Improving Fashion Item Encoding and Retrieval

Research Project by Christian Bracher

Unlike a brick-and-mortar department store, online retailers like Zalando must use digital representations of their offerings to entice customers. Traditionally, this takes the form of information stored in a catalog database, which collects categorical properties (tags), numerical descriptors (e.g., prices), and images of the items. Although this information is curated by in-house experts, assignments are often subjective (what makes a dress ‘dark red,’ or ‘leisure’?), and article imagery is highly stylized. It is also by no means complete. More importantly, there is no straightforward relation between these article attributes, and the properties individual customers actually care about:

  • Does it fit?
  • How does it feel wearing?
  • Does it suit my style?

Fashion DNA

To make the properties of a fashion item more accessible, we collect the array information in the catalog and map it into an abstract mathematical linear space, the fashion space. There, the item is represented by a vector, its Fashion DNA. Unlike the catalog data, Fashion DNA is a fundamentally geometrical representation:  The similarity between two articles is encoded by their distance in fashion space, while article properties (is it blue? Is it a dress? Is it offered by Nike? Does customer #1,234,567 like it?) are associated with specific directions in this space.

For instance, the mosaic below is based on a t-SNE embedding that groups fashion articles by their distance:

tsne_map

tsne map

 

This example arranges dresses along a slice of fashion space that connects red to blue (horizontal) and striped to dotted (vertical):

image1

We may also define a similarity measure between fashion attributes, based on the angle between their associated directions. For instance, the brand Desigual ® is associated with the pattern attributes paisley, colorful, and floral.  Likewise, we can find similar brands, or identify customers whose personal style axis in fashion space aligns with the brand.

Applications

Linear embeddings yield access to a powerful arsenal of inference methods in the fashion universe. Generally, Fashion DNA encodings are extracted as hidden activations in a feedforward deep neural network (DNN) that is trained on a relevant target, e.g., prediction of brands and silhouettes from images, mapping images to fashion items, or prediction of customer sales from attributes and images. The resulting Fashion DNA is correspondingly optimized for different tasks. For instance, the latter setup naturally leads to an enhanced collaborative filtering recommender system for fashion.

In addition to the choice of target data, we may select which input data to feed, and we have a wide latitude of neural network architectures to transform the data. Hence, we can experiment with Fashion DNA models that are tailored to specific use cases. A few prospective applications are:

Image Tagging

Here, the idea is to train a neural network on a set of images for an item, with the goal of predicting catalog tags (like brand, color, silhouette, etc.).  During inference, feeding item images into the trained network results in a vector of probabilities for each tag, providing estimates for target groups, brand membership, color, pattern, material, etc.:

image2

 

 

There are a variety of applications beneficial to Zalando’s business, e.g.,

  • AI tagging support – tagging new additions to the online shop is a resource-intensive, error-prone, and subjective task. The algorithm can suggest tags and identify labeling mistakes and omissions.
  • Finding fashion trends – analyzing images posted by trendsetters, influencers, and shows, one could detect fashionable styles early on.
  • Assessing competitors’ assortments – applied on crawled images, the method can provide continuously updated insights into the strategies of other players in the online fashion sector.

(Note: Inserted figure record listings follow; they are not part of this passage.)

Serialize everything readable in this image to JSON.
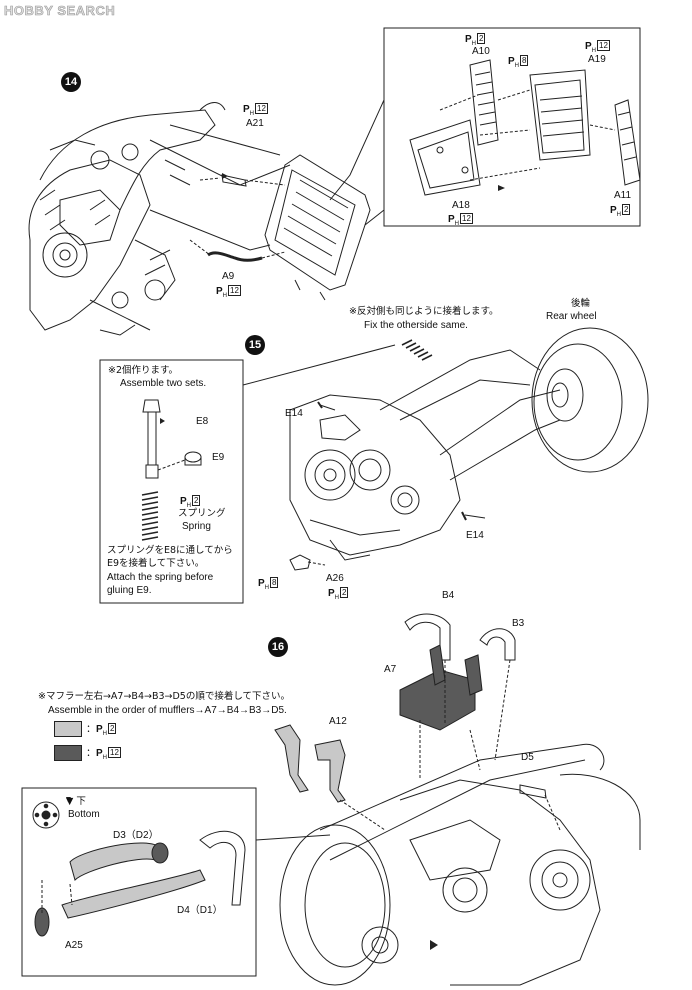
{
  "logo": {
    "text": "HOBBY SEARCH"
  },
  "steps": {
    "s14": {
      "number": "14",
      "parts": [
        {
          "code": "A21",
          "paint": "12"
        },
        {
          "code": "A9",
          "paint": "12"
        },
        {
          "code": "A10",
          "paint": "2"
        },
        {
          "code": "A19",
          "paint": "12"
        },
        {
          "code": "A18",
          "paint": "12"
        },
        {
          "code": "A11",
          "paint": "2"
        }
      ],
      "inset_paint_extra": "8"
    },
    "s15": {
      "number": "15",
      "note_jp": "※反対側も同じように接着します。",
      "note_en": "Fix the otherside same.",
      "rear_wheel_jp": "後輪",
      "rear_wheel_en": "Rear wheel",
      "callout": {
        "title_jp": "※2個作ります。",
        "title_en": "Assemble two sets.",
        "parts": [
          {
            "code": "E8"
          },
          {
            "code": "E9"
          }
        ],
        "spring_paint": "2",
        "spring_jp": "スプリング",
        "spring_en": "Spring",
        "instr_jp_1": "スプリングをE8に通してから",
        "instr_jp_2": "E9を接着して下さい。",
        "instr_en_1": "Attach the spring before",
        "instr_en_2": "gluing E9."
      },
      "parts": [
        {
          "code": "E14"
        },
        {
          "code": "E14"
        },
        {
          "code": "A26",
          "paint": "2"
        }
      ],
      "paint_a26_left": "8"
    },
    "s16": {
      "number": "16",
      "note_jp": "※マフラー左右→A7→B4→B3→D5の順で接着して下さい。",
      "note_en": "Assemble in the order of mufflers→A7→B4→B3→D5.",
      "legend": [
        {
          "paint": "2",
          "color": "#c8c8c8"
        },
        {
          "paint": "12",
          "color": "#5a5a5a"
        }
      ],
      "parts": {
        "b4": "B4",
        "b3": "B3",
        "a7": "A7",
        "a12": "A12",
        "d5": "D5",
        "d3": "D3（D2）",
        "d4": "D4（D1）",
        "a25": "A25"
      },
      "bottom_jp": "下",
      "bottom_en": "Bottom"
    }
  },
  "paint_prefix": {
    "letter": "P",
    "sub": "H"
  }
}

Information Synthesis, Inference, and Uncertainty

Fashion information often is embedded in an implicit context that is easy to disentangle for a human observer with daily life experience, but presents a difficult challenge to machine learning algorithms. For instance, images may depict a model wearing a variety of fashion articles in front of a structured background, or detailed views of an item (seams, tags, brand logos, etc.) that are of particular interest to customers. It doesn’t take much effort for a human to focus on a specific element of the model outfit (the image segmentation problem), or to imagine the three-dimensional appearance of an article from a few two-dimensional snapshots.

The ease at which humans go about these tasks suggests that our internal representation “engine” is not only able to aggregate the information, but also can infer missing attributes and handle uncertainty. Conventional feed-forward neural network architectures are not well equipped for the purpose, while more recent probabilistic models like variational autoencoders form a basis for developing a more powerful representation scheme.

Still, even minor tweaks like changing the loss function can already render Fashion DNA much more resilient to the presentation of an item, as the map below demonstrates:

image4

Note that the model assigns similar encodings to very different views of an article (visible as clusters in the map), while still being able to extract abstract attributes like brand, silhouette, etc., with good precision.  Such Fashion DNA is a useful substrate for our efforts to solve the street-to-shop task, matching fashion items depicted in real-life images to items in the online store.